就職活動での「自己分析」は、本当に必要だろうか?
ここ最近の大学生の就職活動については、直接、というよりは、間接的な情報でしか分からないから、それほど本当のことを知っているわけではない。
だけど、ニュースやドキュメントだけでなく、ドラマの中でも、その場面に接するたびに、かなり昔の20世紀の自分の就職活動と比べて、神経を削るような、とても大変なことのようで、こういう想像自体が不遜かもしれないけれど、自分が今、就活をしたら、一社も内定が取れないような気がする。
自己分析
このドラマは、コミュニケーションは苦手だが、絶対味覚を持ち、目の前の相手を元気にしたいという気持ちを持つ大学生の女性が料理を通して、自分のことをより理解していくストーリーなのだけど、その中で就職活動も始める。
大学の場面では、学生を相手にした就活の講義で、「まず自己分析が大事です」ということが就活ガイダンスの講義のような場所で話されている。
そのあと、長所と短所を主人公が書き出して、考えるシーンになる。
そこで、改めて思った。
「自己分析」は、本当に必要だろうか。
長所と短所
20代前半くらいで、就職を前にして、自分の長所と短所を正確に分かるのだろうか。
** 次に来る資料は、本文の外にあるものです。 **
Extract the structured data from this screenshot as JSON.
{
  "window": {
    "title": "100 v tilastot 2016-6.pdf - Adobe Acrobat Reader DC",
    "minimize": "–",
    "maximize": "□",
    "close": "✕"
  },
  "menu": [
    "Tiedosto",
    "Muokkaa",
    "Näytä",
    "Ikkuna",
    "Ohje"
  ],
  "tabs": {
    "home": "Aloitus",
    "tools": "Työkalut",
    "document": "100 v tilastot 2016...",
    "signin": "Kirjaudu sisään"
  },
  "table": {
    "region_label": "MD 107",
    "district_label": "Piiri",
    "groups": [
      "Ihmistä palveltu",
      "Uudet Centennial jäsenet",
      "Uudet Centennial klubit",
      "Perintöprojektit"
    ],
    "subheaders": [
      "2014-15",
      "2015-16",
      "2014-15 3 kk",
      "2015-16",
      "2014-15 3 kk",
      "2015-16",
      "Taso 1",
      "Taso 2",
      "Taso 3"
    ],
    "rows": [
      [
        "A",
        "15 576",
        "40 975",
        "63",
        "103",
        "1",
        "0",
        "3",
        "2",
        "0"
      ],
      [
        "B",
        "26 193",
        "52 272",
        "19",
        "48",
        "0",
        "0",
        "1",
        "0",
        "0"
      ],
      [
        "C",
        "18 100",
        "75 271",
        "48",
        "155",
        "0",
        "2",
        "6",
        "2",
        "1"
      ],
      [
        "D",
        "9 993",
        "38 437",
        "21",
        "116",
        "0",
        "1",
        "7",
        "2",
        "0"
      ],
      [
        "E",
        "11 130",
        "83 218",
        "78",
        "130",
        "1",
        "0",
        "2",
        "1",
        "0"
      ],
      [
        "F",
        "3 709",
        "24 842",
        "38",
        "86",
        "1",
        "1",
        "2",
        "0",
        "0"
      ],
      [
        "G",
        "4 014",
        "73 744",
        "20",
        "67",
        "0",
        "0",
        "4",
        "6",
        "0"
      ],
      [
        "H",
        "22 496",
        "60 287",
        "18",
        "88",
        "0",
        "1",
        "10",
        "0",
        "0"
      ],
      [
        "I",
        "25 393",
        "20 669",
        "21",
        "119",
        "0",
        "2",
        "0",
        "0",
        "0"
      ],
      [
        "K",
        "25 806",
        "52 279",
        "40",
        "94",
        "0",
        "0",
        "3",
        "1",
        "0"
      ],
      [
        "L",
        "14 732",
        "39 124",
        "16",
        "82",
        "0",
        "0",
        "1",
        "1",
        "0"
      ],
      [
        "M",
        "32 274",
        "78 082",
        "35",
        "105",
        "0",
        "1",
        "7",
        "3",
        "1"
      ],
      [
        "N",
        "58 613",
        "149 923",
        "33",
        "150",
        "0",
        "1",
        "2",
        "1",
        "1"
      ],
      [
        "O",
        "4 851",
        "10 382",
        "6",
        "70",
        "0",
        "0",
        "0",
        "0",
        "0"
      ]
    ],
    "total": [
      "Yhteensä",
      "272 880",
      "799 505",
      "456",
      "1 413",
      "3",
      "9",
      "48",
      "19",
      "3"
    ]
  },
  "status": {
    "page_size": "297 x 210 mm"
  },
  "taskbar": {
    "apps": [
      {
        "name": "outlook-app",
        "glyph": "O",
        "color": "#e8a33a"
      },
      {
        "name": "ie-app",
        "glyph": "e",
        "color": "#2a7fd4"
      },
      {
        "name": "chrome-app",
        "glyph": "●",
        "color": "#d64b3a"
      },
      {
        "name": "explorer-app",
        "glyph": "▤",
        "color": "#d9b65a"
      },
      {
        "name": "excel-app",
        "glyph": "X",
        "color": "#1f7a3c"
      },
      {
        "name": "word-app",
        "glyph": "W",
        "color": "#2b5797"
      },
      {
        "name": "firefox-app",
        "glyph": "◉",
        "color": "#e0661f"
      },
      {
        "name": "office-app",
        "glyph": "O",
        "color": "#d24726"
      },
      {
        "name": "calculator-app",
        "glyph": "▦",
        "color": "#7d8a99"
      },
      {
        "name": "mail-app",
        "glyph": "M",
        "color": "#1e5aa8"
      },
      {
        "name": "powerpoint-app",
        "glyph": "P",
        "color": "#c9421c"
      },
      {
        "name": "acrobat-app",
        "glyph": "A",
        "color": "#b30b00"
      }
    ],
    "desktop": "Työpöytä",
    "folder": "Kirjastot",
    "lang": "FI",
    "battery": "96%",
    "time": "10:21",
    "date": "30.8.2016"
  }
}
というよりは、企業に就職するためであれば、採用側にどうすれば気に入られるような「長所」と「短所」を書き込むことになりがちだ。
それも踏まえた上で、企業側も対応することになるだろうけれど、たとえば、自分の、他にはないようで、採用側の目にとまりやすそうな「長所」や、さらには「短所」をスムーズに話すような人間を想像すると、個人的には、そういう人間と一緒に働きたいとは思わない。
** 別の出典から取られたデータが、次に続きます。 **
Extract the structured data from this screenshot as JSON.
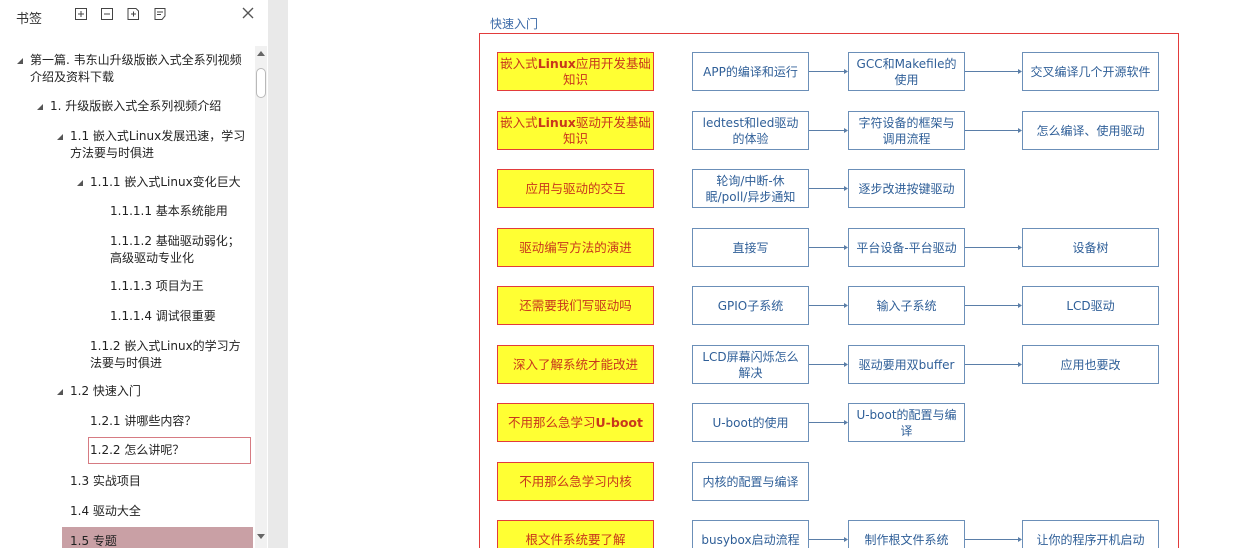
{
  "sidebar": {
    "title": "书签",
    "tree": [
      {
        "label": "第一篇. 韦东山升级版嵌入式全系列视频介绍及资料下载"
      },
      {
        "label": "1. 升级版嵌入式全系列视频介绍"
      },
      {
        "label": "1.1 嵌入式Linux发展迅速，学习方法要与时俱进"
      },
      {
        "label": "1.1.1 嵌入式Linux变化巨大"
      },
      {
        "label": "1.1.1.1 基本系统能用"
      },
      {
        "label": "1.1.1.2 基础驱动弱化；高级驱动专业化"
      },
      {
        "label": "1.1.1.3 项目为王"
      },
      {
        "label": "1.1.1.4 调试很重要"
      },
      {
        "label": "1.1.2 嵌入式Linux的学习方法要与时俱进"
      },
      {
        "label": "1.2 快速入门"
      },
      {
        "label": "1.2.1 讲哪些内容？"
      },
      {
        "label": "1.2.2 怎么讲呢？"
      },
      {
        "label": "1.3 实战项目"
      },
      {
        "label": "1.4 驱动大全"
      },
      {
        "label": "1.5 专题"
      }
    ]
  },
  "doc": {
    "section_title": "快速入门",
    "rows": [
      {
        "topic": "嵌入式|Linux|应用开发基础知识",
        "steps": [
          "APP的编译和运行",
          "GCC和Makefile的使用",
          "交叉编译几个开源软件"
        ]
      },
      {
        "topic": "嵌入式|Linux|驱动开发基础知识",
        "steps": [
          "ledtest和led驱动的体验",
          "字符设备的框架与调用流程",
          "怎么编译、使用驱动"
        ]
      },
      {
        "topic": "应用与驱动的交互",
        "steps": [
          "轮询/中断-休眠/poll/异步通知",
          "逐步改进按键驱动"
        ]
      },
      {
        "topic": "驱动编写方法的演进",
        "steps": [
          "直接写",
          "平台设备-平台驱动",
          "设备树"
        ]
      },
      {
        "topic": "还需要我们写驱动吗",
        "steps": [
          "GPIO子系统",
          "输入子系统",
          "LCD驱动"
        ]
      },
      {
        "topic": "深入了解系统才能改进",
        "steps": [
          "LCD屏幕闪烁怎么解决",
          "驱动要用双buffer",
          "应用也要改"
        ]
      },
      {
        "topic": "不用那么急学习|U-boot|",
        "steps": [
          "U-boot的使用",
          "U-boot的配置与编译"
        ]
      },
      {
        "topic": "不用那么急学习内核",
        "steps": [
          "内核的配置与编译"
        ]
      },
      {
        "topic": "根文件系统要了解",
        "steps": [
          "busybox启动流程",
          "制作根文件系统",
          "让你的程序开机启动"
        ]
      }
    ]
  },
  "colors": {
    "accent_red": "#e23b3b",
    "topic_fill": "#ffff33",
    "step_border": "#6b8fb8",
    "step_text": "#2f5f98",
    "selected_bg": "#c9a0a5"
  }
}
それが、時としてコミュニケーション能力の高さとして評価されるかもしれない。それでも、そうしたポジティブ要素だけが強めだと、組織の中で、自分だけは活躍し、出世する可能性はあるけれど、でも、一緒の組織で働く他の人間を尊重するかどうかは分からない。場合によっては、パワハラまがいのことをするかもしれない。
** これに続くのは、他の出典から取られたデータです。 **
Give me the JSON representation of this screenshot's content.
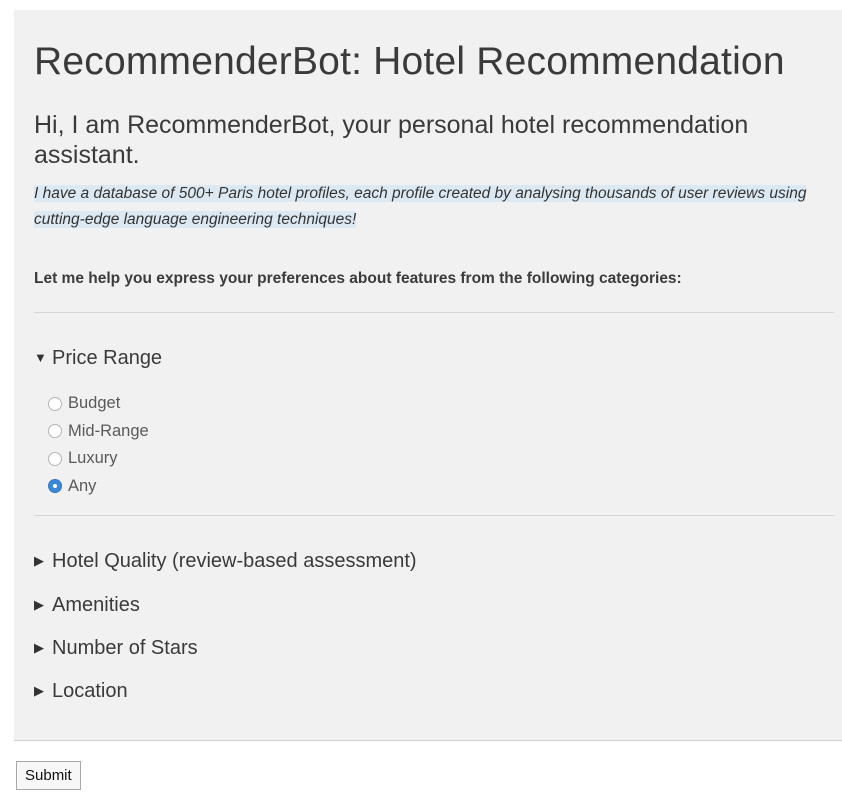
{
  "header": {
    "title": "RecommenderBot: Hotel Recommendation",
    "greeting": "Hi, I am RecommenderBot, your personal hotel recommendation assistant.",
    "intro": "I have a database of 500+ Paris hotel profiles, each profile created by analysing thousands of user reviews using cutting-edge language engineering techniques!",
    "prompt": "Let me help you express your preferences about features from the following categories:"
  },
  "sections": [
    {
      "label": "Price Range",
      "expanded": true,
      "expander_icon": "triangle-down-icon",
      "options": [
        {
          "label": "Budget",
          "checked": false
        },
        {
          "label": "Mid-Range",
          "checked": false
        },
        {
          "label": "Luxury",
          "checked": false
        },
        {
          "label": "Any",
          "checked": true
        }
      ]
    },
    {
      "label": "Hotel Quality (review-based assessment)",
      "expanded": false,
      "expander_icon": "triangle-right-icon"
    },
    {
      "label": "Amenities",
      "expanded": false,
      "expander_icon": "triangle-right-icon"
    },
    {
      "label": "Number of Stars",
      "expanded": false,
      "expander_icon": "triangle-right-icon"
    },
    {
      "label": "Location",
      "expanded": false,
      "expander_icon": "triangle-right-icon"
    }
  ],
  "icons": {
    "expanded": "▼",
    "collapsed": "▶"
  },
  "form": {
    "submit_label": "Submit"
  },
  "colors": {
    "panel_bg": "#f1f1f1",
    "intro_highlight": "#dde9f2",
    "radio_checked": "#3b88d9"
  }
}
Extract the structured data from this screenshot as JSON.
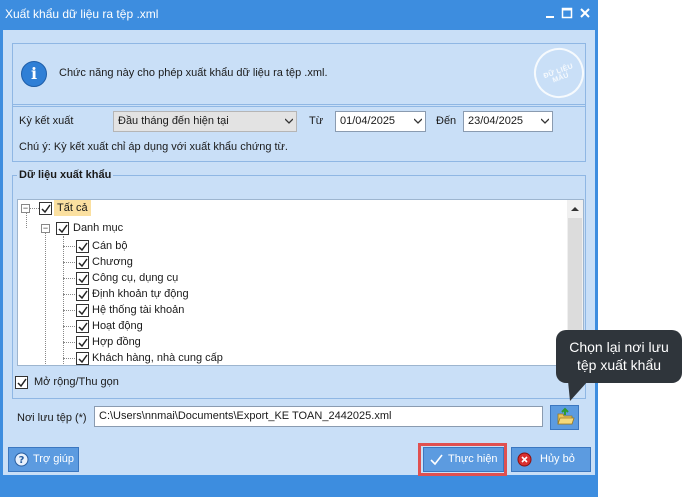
{
  "window": {
    "title": "Xuất khẩu dữ liệu ra tệp .xml",
    "accent_color": "#3d8ddf",
    "controls": [
      "minimize-icon",
      "maximize-icon",
      "close-icon"
    ]
  },
  "info": {
    "text": "Chức năng này cho phép xuất khẩu dữ liệu ra tệp .xml.",
    "icon": "info-icon",
    "stamp_text": "ĐỮ LIỆU MẪU"
  },
  "period": {
    "label": "Kỳ kết xuất",
    "selected": "Đầu tháng đến hiện tại",
    "from_label": "Từ",
    "from_value": "01/04/2025",
    "to_label": "Đến",
    "to_value": "23/04/2025",
    "note": "Chú ý: Kỳ kết xuất chỉ áp dụng với xuất khẩu chứng từ."
  },
  "export": {
    "group_title": "Dữ liệu xuất khẩu",
    "root": "Tất cả",
    "category": "Danh mục",
    "items": [
      "Cán bộ",
      "Chương",
      "Công cụ, dụng cụ",
      "Định khoản tự động",
      "Hệ thống tài khoản",
      "Hoạt động",
      "Hợp đồng",
      "Khách hàng, nhà cung cấp"
    ]
  },
  "expand_collapse_label": "Mở rộng/Thu gọn",
  "save_path": {
    "label": "Nơi lưu tệp (*)",
    "value": "C:\\Users\\nnmai\\Documents\\Export_KE TOAN_2442025.xml"
  },
  "buttons": {
    "help": "Trợ giúp",
    "execute": "Thực hiện",
    "cancel": "Hủy bỏ"
  },
  "tooltip": {
    "line1": "Chọn lại nơi lưu",
    "line2": "tệp xuất khẩu"
  },
  "highlight_color": "#e05050"
}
これは、個人的な偏見も入っているのだけど、そうした見栄えのいい「長所」と「短所」をアピールできるような人間にとっては、就職活動用の「自己分析」は就職のための手段にすぎず、それが、本当に自分を分かることにはつながらないように思う。
分析の危険性
そういえば、自分も就職活動の時に「長所」や「短所」を聞かれた記憶がある。今から振り返れば、非常に浅いことを言っていて、思い出すと恥ずかしさもある。それに、「長所」と「短所」は、見方で変わるのに、と考えてもいた。
だから、本当の意味で自分を理解しようとしての「自己分析」は難しい、というよりは、自分が就職活動をしている頃は「自己分析」といった言葉は使われていなかったと思うから、現代の方が、より高度な作業が、学生に求められすぎているような印象もある。
ただ、それでも就職活動の「自己分析」を、就職するための手段と割り切って行う方が、それほど自分のことは理解できないとしても、深く傷つく可能性は低くなるから、もしかしたら、その方がいいのかも、と思う。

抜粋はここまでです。